Hartlepool United manager Craig Harrison.
Hartlepool United manager Craig Harrison.

Keep mistakes to the minimum and Hartlepool United have a great shot at promotion.

That was the message from Craig Harrison, who admitted he was “stating the obvious” with that assessment.

Pools go into this afternoon’s marathon trek to Torquay United in 14th place in the table, but just three points outside the National League’s top seven.

Harrison’s team suffered a nightmare start in the club’s debut season in the fifth tier.

Pools gathered just two points from the first six games to find themselves in the bottom four.

However, since winning at Guiseley, everything has been very much hunky-dory, bar a 2-1 home slip-up to Eastleigh.

Pools have taken 22 points from a possible 33 and they must look to keep that ratio going or, better still, improve it.

It would appear, at this moment, that there will be no runaway teams like last season, when both Lincoln City and Tranmere Rovers finished past the 90-point mark.

“Right across the world, you’d say the team who makes the least mistakes will be the best team in that league.

“It’s stating the obvious really, but it’s really prevalent in what I’ve seen in the last six, seven eight weeks.

“In the early part of the season and we made mistakes and didn’t pick up many points, but of late we’ve not made many mistakes and picked up more points.

“In my experience in the games I’ve seen in this league there are two types of goals.

“There are mistakes and there are set-plays.”

Pools were undone by a set-piece in mid-week, sub centre-half Jay McEveley heading in Liam Ridehalgh’s corner to earn Tranmere a point.

But, by and large, Pools have been solid at corners and free-kicks.

Harrison does not want to cite luck as an element to the team’s fortunes.

A mounting injury list is not aiding the Pools boss, but her does not want to moan about that, or a ill-bounce of the ball or refereeing decision.

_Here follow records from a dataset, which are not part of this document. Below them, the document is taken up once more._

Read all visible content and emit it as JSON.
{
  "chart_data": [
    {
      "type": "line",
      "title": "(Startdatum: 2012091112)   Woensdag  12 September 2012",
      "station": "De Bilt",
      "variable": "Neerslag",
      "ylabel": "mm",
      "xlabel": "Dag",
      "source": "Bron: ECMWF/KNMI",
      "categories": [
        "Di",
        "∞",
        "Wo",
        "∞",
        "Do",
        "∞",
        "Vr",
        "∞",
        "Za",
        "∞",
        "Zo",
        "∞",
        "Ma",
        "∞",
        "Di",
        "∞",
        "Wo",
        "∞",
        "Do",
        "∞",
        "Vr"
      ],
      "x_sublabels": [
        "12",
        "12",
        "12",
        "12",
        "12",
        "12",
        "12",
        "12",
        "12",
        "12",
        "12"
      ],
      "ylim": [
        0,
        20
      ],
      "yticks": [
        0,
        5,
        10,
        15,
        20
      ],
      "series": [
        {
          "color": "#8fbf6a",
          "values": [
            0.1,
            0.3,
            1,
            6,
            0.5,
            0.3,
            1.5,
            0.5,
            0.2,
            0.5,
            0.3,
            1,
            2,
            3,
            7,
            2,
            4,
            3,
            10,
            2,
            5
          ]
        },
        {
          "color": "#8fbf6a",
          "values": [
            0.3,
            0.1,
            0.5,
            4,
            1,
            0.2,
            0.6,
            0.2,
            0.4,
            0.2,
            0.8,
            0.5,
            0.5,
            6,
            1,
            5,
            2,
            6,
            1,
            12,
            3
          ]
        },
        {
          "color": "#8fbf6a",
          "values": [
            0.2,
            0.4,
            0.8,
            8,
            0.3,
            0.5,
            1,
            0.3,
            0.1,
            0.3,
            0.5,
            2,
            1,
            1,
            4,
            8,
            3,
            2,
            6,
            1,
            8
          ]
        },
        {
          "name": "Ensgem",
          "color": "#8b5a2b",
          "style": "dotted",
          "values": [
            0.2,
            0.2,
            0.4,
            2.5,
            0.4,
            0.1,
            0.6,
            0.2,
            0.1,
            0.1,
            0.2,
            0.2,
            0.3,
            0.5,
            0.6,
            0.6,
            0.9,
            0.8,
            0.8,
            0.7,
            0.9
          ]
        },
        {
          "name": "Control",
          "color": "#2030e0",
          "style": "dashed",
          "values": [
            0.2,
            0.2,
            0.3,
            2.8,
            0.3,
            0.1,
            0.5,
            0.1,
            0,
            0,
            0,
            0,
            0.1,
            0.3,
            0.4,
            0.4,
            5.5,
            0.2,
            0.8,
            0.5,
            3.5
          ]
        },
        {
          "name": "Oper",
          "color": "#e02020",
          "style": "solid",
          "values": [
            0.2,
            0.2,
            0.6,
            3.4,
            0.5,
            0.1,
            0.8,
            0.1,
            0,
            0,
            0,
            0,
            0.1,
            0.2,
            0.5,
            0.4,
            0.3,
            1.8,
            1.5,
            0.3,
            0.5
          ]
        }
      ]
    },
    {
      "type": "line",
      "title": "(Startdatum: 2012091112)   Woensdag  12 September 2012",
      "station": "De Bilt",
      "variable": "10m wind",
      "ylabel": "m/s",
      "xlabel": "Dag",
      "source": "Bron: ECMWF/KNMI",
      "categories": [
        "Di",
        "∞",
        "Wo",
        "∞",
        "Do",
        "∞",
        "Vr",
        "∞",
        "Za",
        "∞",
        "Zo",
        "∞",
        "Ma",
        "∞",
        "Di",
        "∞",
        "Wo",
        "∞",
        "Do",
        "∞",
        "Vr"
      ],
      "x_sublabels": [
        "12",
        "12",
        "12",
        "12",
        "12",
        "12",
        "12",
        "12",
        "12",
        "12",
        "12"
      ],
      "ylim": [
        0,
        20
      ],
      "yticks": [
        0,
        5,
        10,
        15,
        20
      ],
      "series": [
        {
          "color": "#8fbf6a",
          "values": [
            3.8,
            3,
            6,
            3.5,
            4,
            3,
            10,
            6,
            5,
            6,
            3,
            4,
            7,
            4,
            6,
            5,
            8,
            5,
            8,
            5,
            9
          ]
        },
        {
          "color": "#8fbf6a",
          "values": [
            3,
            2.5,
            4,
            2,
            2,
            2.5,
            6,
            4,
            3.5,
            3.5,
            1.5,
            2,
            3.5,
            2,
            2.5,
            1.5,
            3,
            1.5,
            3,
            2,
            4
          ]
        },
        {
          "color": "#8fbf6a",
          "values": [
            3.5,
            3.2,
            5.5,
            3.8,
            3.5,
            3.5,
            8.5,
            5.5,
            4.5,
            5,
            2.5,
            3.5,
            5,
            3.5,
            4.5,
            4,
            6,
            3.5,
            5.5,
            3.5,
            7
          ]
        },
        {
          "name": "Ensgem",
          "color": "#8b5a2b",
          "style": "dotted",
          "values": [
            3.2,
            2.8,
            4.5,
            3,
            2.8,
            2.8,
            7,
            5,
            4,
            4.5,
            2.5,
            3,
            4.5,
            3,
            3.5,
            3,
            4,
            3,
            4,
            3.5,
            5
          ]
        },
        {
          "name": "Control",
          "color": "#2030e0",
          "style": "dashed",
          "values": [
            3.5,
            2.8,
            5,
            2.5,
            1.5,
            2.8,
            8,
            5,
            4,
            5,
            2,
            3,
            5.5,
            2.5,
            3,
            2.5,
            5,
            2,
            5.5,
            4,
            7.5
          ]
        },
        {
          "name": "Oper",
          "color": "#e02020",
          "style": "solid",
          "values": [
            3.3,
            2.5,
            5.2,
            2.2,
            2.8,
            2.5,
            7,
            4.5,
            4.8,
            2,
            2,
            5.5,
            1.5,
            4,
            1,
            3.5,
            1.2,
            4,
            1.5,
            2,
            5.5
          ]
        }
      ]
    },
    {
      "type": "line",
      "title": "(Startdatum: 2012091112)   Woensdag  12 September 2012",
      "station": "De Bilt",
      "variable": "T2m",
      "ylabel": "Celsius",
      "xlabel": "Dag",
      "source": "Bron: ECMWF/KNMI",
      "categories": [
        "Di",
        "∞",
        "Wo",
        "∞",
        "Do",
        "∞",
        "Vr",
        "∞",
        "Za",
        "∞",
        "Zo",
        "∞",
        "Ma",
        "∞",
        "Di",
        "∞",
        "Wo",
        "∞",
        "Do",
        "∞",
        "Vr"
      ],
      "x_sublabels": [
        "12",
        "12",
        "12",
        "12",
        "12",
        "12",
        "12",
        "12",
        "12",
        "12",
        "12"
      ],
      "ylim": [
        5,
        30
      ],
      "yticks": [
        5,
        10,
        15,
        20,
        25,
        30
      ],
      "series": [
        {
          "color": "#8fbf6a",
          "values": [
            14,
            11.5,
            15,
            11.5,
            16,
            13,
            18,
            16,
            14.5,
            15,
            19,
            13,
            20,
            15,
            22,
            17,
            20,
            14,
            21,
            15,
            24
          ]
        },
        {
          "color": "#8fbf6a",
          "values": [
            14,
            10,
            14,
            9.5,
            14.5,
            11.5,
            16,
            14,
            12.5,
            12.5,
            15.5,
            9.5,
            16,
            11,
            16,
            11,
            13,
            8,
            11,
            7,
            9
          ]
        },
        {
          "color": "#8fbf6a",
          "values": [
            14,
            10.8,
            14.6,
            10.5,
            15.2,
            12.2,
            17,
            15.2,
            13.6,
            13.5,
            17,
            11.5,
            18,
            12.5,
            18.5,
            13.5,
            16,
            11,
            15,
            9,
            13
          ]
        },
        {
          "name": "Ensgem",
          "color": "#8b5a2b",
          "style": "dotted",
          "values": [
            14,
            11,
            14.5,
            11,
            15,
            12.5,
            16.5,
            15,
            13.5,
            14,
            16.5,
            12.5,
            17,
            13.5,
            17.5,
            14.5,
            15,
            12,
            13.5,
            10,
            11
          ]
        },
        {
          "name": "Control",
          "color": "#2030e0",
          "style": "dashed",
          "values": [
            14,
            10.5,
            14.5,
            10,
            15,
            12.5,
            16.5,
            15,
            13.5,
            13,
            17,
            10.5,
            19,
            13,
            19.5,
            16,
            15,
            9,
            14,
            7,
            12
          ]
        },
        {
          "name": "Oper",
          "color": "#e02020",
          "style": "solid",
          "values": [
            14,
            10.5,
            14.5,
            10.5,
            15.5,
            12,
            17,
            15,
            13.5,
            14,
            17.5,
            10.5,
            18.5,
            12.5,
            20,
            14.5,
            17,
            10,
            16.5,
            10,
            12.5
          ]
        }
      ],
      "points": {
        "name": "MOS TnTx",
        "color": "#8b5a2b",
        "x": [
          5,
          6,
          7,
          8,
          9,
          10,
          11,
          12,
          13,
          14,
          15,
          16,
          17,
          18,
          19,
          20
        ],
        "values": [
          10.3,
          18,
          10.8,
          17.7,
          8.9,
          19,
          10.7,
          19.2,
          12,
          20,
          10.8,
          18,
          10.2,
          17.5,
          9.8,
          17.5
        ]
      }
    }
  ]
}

“I think the luck evens itself out,” he said.

“We didn’t have much luck at the start of the season mixed with bad play too, we can’t paper over that.

“Human error brings an element of luck, but I do believe it evens itself out over a season.

“Managers can sit and think ‘what if this’, ‘what if that’ moments.

“But it works itself out over a season and it’s not something I would cite as a reason for winning or losing.”